November was quite quiet. I introduced two films by Antony Balch and one by Peter Whitehead, at the Brighton Cinecity Film Festival’s outreach programme in Eastbourne at the Towner Gallery on Saturday the 15th organized by Nicky Beaumont. She screened Towers Open Fire and The Cut-Ups by Balch and William Burroughs. The BFI had sent the long version of The Cut Ups, at 22 minutes 30 seconds, which is usually guaranteed to have at least two walk-outs but the cinema buffs braved it and sat through until the end, but not without a sigh of relief at Brion Gysin’s final ‘Thank you.’ It was wonderful to see the actual films again after watching the terrible blurry DVDs available on You-Tube.
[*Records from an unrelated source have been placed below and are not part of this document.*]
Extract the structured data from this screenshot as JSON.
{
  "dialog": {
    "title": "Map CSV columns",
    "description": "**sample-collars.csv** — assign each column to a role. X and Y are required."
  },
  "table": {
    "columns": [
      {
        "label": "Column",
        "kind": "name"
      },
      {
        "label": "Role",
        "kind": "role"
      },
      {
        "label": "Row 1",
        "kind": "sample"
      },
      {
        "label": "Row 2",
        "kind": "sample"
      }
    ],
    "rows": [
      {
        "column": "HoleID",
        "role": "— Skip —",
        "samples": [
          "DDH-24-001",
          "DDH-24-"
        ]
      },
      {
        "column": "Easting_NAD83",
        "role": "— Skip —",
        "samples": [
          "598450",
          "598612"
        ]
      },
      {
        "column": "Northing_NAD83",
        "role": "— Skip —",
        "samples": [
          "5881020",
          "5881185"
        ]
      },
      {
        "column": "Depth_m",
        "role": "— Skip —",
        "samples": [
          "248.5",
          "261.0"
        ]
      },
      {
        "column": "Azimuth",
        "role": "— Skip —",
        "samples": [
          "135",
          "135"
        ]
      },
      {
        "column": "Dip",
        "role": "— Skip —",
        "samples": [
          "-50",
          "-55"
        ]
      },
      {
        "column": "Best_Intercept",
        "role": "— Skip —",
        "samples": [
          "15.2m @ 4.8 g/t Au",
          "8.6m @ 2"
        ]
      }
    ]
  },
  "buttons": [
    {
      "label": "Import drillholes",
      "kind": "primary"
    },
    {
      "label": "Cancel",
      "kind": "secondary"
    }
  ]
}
She also showed Peter Whitehead’s Wholly Communion, his documentary of the Royal Albert Hall Beat Generation poets reading in London, 1965; another film rarely seen in its full glory from an actual film. There was a full house, albeit in quite a small gallery, and drinks and carousing with the locals afterwards.
A few weeks later Rosemary and I went to visit our son Theo in Madrid, where he is studying, and spent a day in the Prado. We tried to restrict ourselves to just pictures by Velazquez, Fra Angelico, Raphael, Rubens and Rembrandt but they were mere appetizers for the room of the Black Goyas, and Bosch’s Garden of Earthly Delights. We had to go back to the hotel for a lie down, the artwork was so overwhelming. Then there was the Thyssen-Bornemisza Museum with another thousand pictures… The Stendhal Syndrome hit us hard.
On December 3rd, Stewart Home demonstrated cut-ups to the private view audience of the Burroughs show at the October Gallery by literally cutting up a copy of Junky, tearing out the pages and feeding them through a cheap office shredding machine. The pages were shredded vertically which made the cut-ups too fragmentary; I think a horizontal shred would reveal better results. Clearly Stuart has found a new a technique that needs to be examined.
Also managed to catch the book launch of Walter the Pigeon by James Birch, illustrated by Raisa Veikkola, at T. J. Boulting on the 10th. Good crowd of fans clamouring for signed copies. This is the latest publication from Trolley Books. Next day we took the Eurostar to Paris, where it was raining and very cold.
I was to appear onstage with Jean-Jacques Lebel the next day, the 12th, at the Ecole Normale Superieure: two old friends of William Burroughs reminiscing about Bill to an audience of, mostly, young people. J-J told, with a bit of prompting, the story of how Gregory Corso cut off Marcel Duchamp’s tie at one of his parents’ parties in 1958 and we discussed cut-ups and how Burroughs had always regarded his years in Paris as the most creative and exciting of his entire life: it was there that he completed The Naked Lunch  and wrote the first two cut-up novels: The Soft Machine and The Ticket That Exploded, as well as collaborated with Brion Gysin on a number of projects from the cut-up anthology Minutes to Go, to cut-up tapes and the cut-up films by Antony Balch I had introduced in Eastbourne the month before. The event was organized by Mathilde Louette, who was embarrassed to find that there were no events planned to celebrate Burroughs’s centenary in Paris and so she organized one of her own. I enjoyed it very much. While in Paris we managed to see the wonderful Duchamp show at the Centre Pompidou before heading south for Christmas.